MADISON, Wis. (AP) — Gov. Tony Evers on Monday signed bipartisan bills establishing a first-ever process for collecting and tracking sexual assault evidence kits, proposals that stalled for years over partisan bickering despite widespread support among law enforcement agencies, victims’ advocates and others across Wisconsin.
Evers’ signature of the measures, which drew praise from Democratic Attorney General Josh Kaul and Republican lawmakers, completes a yearslong struggle to create protocols in the law for processing and retaining the kits, which can provide integral evidence in sexual assault cases.
Evers said the new laws will increase transparency and accountability in the state’s testing process “to help prevent future delays in justice for victims while empowering survivors with resources to track their kits directly.”
Kaul praised the laws, saying they would help to provide justice for survivors and put violent criminals behind bars.
“Wisconsin will be safer because this bill has become law,” Kaul said in a statement.
Republican state Sen. Robert Cowles, who sponsored the bill creating the protocols, said it was designed to “systematically prevent a testing backlog of sexual assault kits from ever happening again.”
Tens of thousands of sexual assault evidence kits in the U.S. have gone untested for a variety of reasons. Sometimes prosecutors decide cases are too weak to pursue or victims refuse to cooperate. Victim advocates have been pushing for years to get the kits tested in hopes of identifying serial offenders.
The new comes more than six years after the state Department of Justice discovered more than 6,000 untested sexual assault kits across the state, some of which were several decades old. Kaul’s predecessor, Republican Brad Schimel, started testing about 4,500 Wisconsin kits in 2017, work that was completed in 2019.

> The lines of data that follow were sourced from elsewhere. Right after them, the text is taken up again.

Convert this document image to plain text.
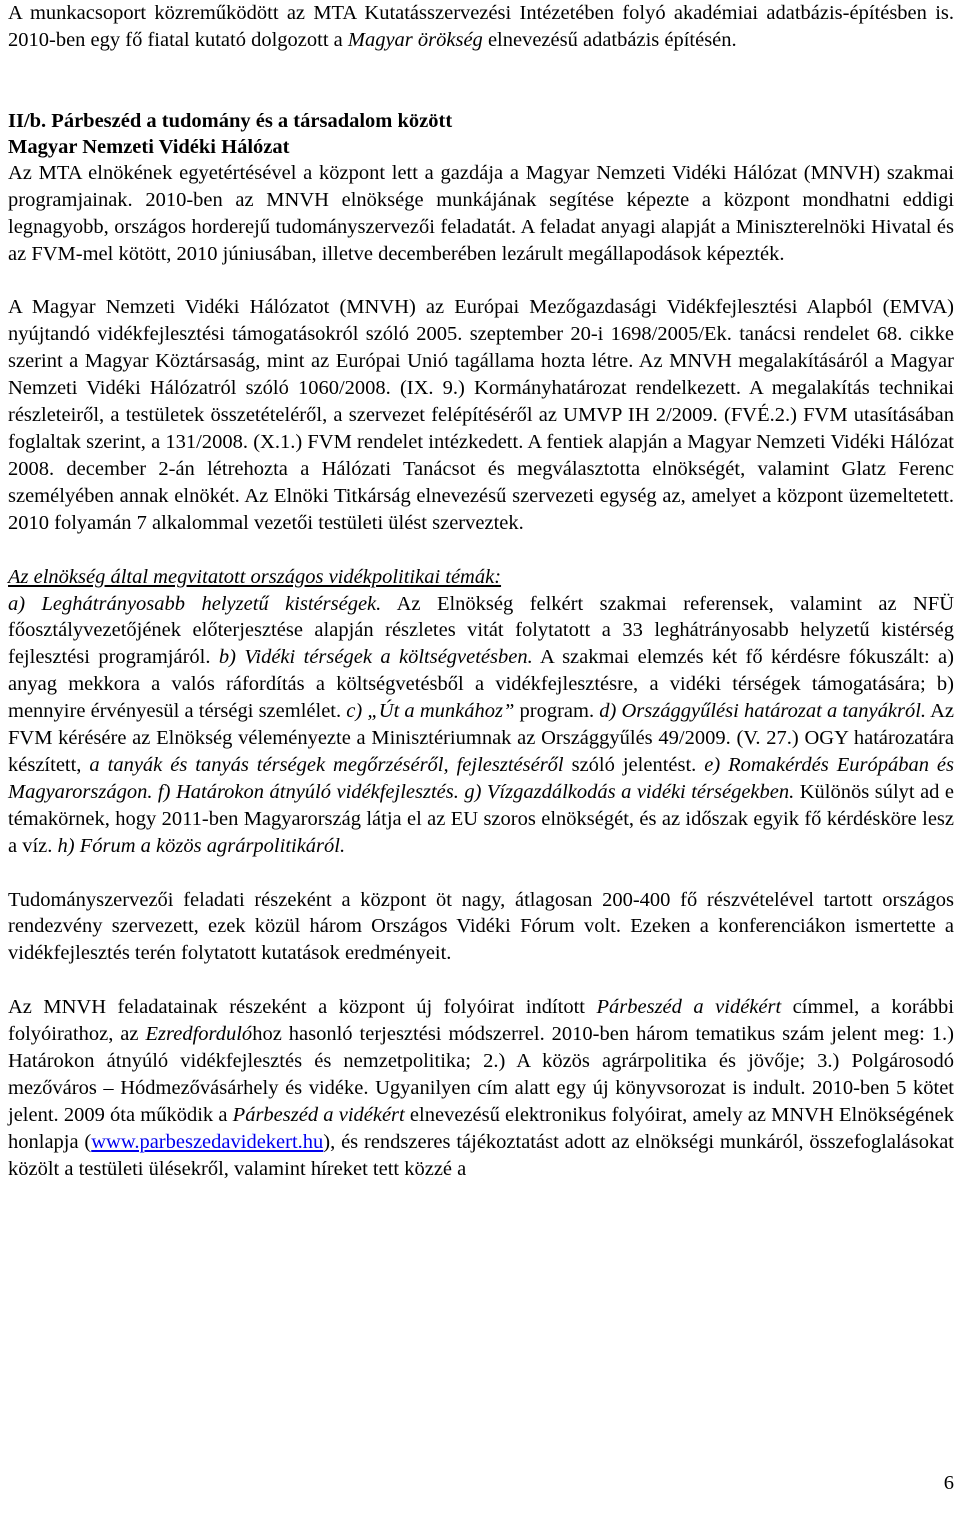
A munkacsoport közreműködött az MTA Kutatásszervezési Intézetében folyó akadémiai adatbázis-építésben is. 2010-ben egy fő fiatal kutató dolgozott a Magyar örökség elnevezésű adatbázis építésén.

II/b. Párbeszéd a tudomány és a társadalom között
Magyar Nemzeti Vidéki Hálózat

Az MTA elnökének egyetértésével a központ lett a gazdája a Magyar Nemzeti Vidéki Hálózat (MNVH) szakmai programjainak. 2010-ben az MNVH elnöksége munkájának segítése képezte a központ mondhatni eddigi legnagyobb, országos horderejű tudományszervezői feladatát. A feladat anyagi alapját a Miniszterelnöki Hivatal és az FVM-mel kötött, 2010 júniusában, illetve decemberében lezárult megállapodások képezték.

A Magyar Nemzeti Vidéki Hálózatot (MNVH) az Európai Mezőgazdasági Vidékfejlesztési Alapból (EMVA) nyújtandó vidékfejlesztési támogatásokról szóló 2005. szeptember 20-i 1698/2005/Ek. tanácsi rendelet 68. cikke szerint a Magyar Köztársaság, mint az Európai Unió tagállama hozta létre. Az MNVH megalakításáról a Magyar Nemzeti Vidéki Hálózatról szóló 1060/2008. (IX. 9.) Kormányhatározat rendelkezett. A megalakítás technikai részleteiről, a testületek összetételéről, a szervezet felépítéséről az UMVP IH 2/2009. (FVÉ.2.) FVM utasításában foglaltak szerint, a 131/2008. (X.1.) FVM rendelet intézkedett. A fentiek alapján a Magyar Nemzeti Vidéki Hálózat 2008. december 2-án létrehozta a Hálózati Tanácsot és megválasztotta elnökségét, valamint Glatz Ferenc személyében annak elnökét. Az Elnöki Titkárság elnevezésű szervezeti egység az, amelyet a központ üzemeltetett. 2010 folyamán 7 alkalommal vezetői testületi ülést szerveztek.

Az elnökség által megvitatott országos vidékpolitikai témák:

a) Leghátrányosabb helyzetű kistérségek. Az Elnökség felkért szakmai referensek, valamint az NFÜ főosztályvezetőjének előterjesztése alapján részletes vitát folytatott a 33 leghátrányosabb helyzetű kistérség fejlesztési programjáról. b) Vidéki térségek a költségvetésben. A szakmai elemzés két fő kérdésre fókuszált: a) anyag mekkora a valós ráfordítás a költségvetésből a vidékfejlesztésre, a vidéki térségek támogatására; b) mennyire érvényesül a térségi szemlélet. c) „Út a munkához” program. d) Országgyűlési határozat a tanyákról. Az FVM kérésére az Elnökség véleményezte a Minisztériumnak az Országgyűlés 49/2009. (V. 27.) OGY határozatára készített, a tanyák és tanyás térségek megőrzéséről, fejlesztéséről szóló jelentést. e) Romakérdés Európában és Magyarországon. f) Határokon átnyúló vidékfejlesztés. g) Vízgazdálkodás a vidéki térségekben. Különös súlyt ad e témakörnek, hogy 2011-ben Magyarország látja el az EU szoros elnökségét, és az időszak egyik fő kérdésköre lesz a víz. h) Fórum a közös agrárpolitikáról.

Tudományszervezői feladati részeként a központ öt nagy, átlagosan 200-400 fő részvételével tartott országos rendezvény szervezett, ezek közül három Országos Vidéki Fórum volt. Ezeken a konferenciákon ismertette a vidékfejlesztés terén folytatott kutatások eredményeit.

Az MNVH feladatainak részeként a központ új folyóirat indított Párbeszéd a vidékért címmel, a korábbi folyóirathoz, az Ezredfordulóhoz hasonló terjesztési módszerrel. 2010-ben három tematikus szám jelent meg: 1.) Határokon átnyúló vidékfejlesztés és nemzetpolitika; 2.) A közös agrárpolitika és jövője; 3.) Polgárosodó mezőváros – Hódmezővásárhely és vidéke. Ugyanilyen cím alatt egy új könyvsorozat is indult. 2010-ben 5 kötet jelent. 2009 óta működik a Párbeszéd a vidékért elnevezésű elektronikus folyóirat, amely az MNVH Elnökségének honlapja (www.parbeszedavidekert.hu), és rendszeres tájékoztatást adott az elnökségi munkáról, összefoglalásokat közölt a testületi ülésekről, valamint híreket tett közzé a

6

There have been 20 prosecutions against 19 offenders resulting from the testing of backlogged kits, including six convictions and 10 pending cases, the Department of Justice said.
The new laws create deadlines and protocols for the collection of sexual assault evidence and requirements pertaining to how long the kits must be stored at the state crime lab. Health care officials who collect the evidence from a person who wants to report it must notify law enforcement within 24 hours and that agency then has 72 hours to collect the kit and 14 days to get it to the crime lab.
There are different timelines for those who choose not to report to law enforcement. Those kits must be saved at the crime lab for 10 years in case the victim changes their mind about reporting.
The Legislature passed the measures this year after they stalled in the Assembly last session.